How does Montgomery Multiplication work in speeding up the encryption process for computing c=m^e%n as used in RSA encryption? I understand that Montgomery multiplication can efficiently multiply a*b%n but when trying to find m^e%n, is there a more efficient way of multiplying m*m e number of times than just looping through and computing a Montgomery multiplication each time?

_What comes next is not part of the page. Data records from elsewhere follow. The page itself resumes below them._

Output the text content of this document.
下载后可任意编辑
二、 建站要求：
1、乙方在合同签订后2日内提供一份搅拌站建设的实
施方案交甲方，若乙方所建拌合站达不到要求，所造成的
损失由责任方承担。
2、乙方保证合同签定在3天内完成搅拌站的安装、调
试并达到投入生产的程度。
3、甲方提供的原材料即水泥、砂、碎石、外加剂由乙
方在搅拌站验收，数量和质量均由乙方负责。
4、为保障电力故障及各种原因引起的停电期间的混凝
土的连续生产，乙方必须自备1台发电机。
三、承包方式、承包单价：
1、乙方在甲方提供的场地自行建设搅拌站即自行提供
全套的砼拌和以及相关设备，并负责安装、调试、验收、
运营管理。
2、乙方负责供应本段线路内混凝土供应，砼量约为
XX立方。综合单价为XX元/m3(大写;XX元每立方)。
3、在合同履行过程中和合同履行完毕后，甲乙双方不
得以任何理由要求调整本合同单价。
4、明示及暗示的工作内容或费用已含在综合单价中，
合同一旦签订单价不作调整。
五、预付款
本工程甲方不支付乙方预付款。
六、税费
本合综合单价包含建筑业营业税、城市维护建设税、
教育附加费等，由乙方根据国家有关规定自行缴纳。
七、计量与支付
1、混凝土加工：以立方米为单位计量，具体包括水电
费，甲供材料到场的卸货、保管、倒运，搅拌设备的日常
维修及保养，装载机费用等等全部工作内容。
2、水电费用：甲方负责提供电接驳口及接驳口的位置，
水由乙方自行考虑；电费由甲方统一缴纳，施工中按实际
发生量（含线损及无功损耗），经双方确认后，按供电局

mpz_class mod(mpz_class &m, mpz_class &exp, mpz_class &n) {
        //End goal is to return m^exp%n
//      cout << "Begin mod";
        mpz_class orig_m = m; //the original message
        mpz_class loc_m = m;  //local value of m (to be changed as you cycle through)
        cout << "m: " << m << " exp: " << exp << " n: " << n << endl;

        //Conversion to the montgomery world
        mpz_class mm_xp = (loc_m*r)%n;
        mpz_class mm_yp = (orig_m*r)%n;

        for(int i=0; i < exp-1; i++) //Repeat multiplaction "exp" number of times
        {
                 mm(mm_xp, mm_yp, n); //montgomery multiplication algorithm returns m*orig_m%n but in the montgomery world form
        }

        mm_xp = (mm_xp*r_p)%n; //convert from montgomery world to normal numbers
        return mm_xp;
}

I'm using the gmp libraries so I can work with larger numbers here. r and r_p are being pre-calculated in a separate function and are global. In this example I'm working in powers of 10 (though i realize it would be more efficient to work with powers of 2)

I convert to montgomery form prior the the multiplications and repeated multiply m*m in the for loop, converting back to normal world at the end of the m^e step. I'm curious as to know whether there is another way to compute operation m^e%n in a different way, rather than just cycling through in a for loop? As of now, i believe this to be the bottle neck of the computation however I could very well be wrong.

the actual montgomery multiplication step occurs in the function below.

void mm(mpz_class &ret, const mpz_class &y, const mpz_class &n)
{
        mpz_class a = ret*y;

        while(a%r != 0)
        {
                a += n;
        }
        ret = a/r; //ret*y%n in montgomery form
//      cout << ret << endl;
}

Is this at all how RSA encryption works with the montgomery multiplication optimization?

Answer 1

No, you do not want to do e multiplications of m by itself to compute RSA.

You normally want to do m^e mod n by doing repeated squaring (there are other possibilities, but this is a simple one that's adequate for many typical purposes).

In a previous post on RSA, I included an implementation that used a pow_mod function. That, in turn, used a mul_mod function. Montgomery multiplication is (basically) an implementation of that mul_mod function that's better suited to working with large numbers. To make it useful, however, you just about need something on at least the general order of the pow_mod function, not just a loop to make e calls to mul_mod.

Given the magnitude of numbers involved in real use of RSA, trying to compute m^e mod n just using repeated multiplication would probably take years (quite possibly quite a few years) to complete even a single encryption. In other words, a different algorithm isn't just a nice optimization--it's absolutely necessary for use to be practical at all.

To put this in algorithmic terms, raising A^B using plain multiplication is basically O(B). Doing it with the repeated squaring algorithm shown there, it's basically O(log B) instead. If B is very large at all, the difference between the two is immense.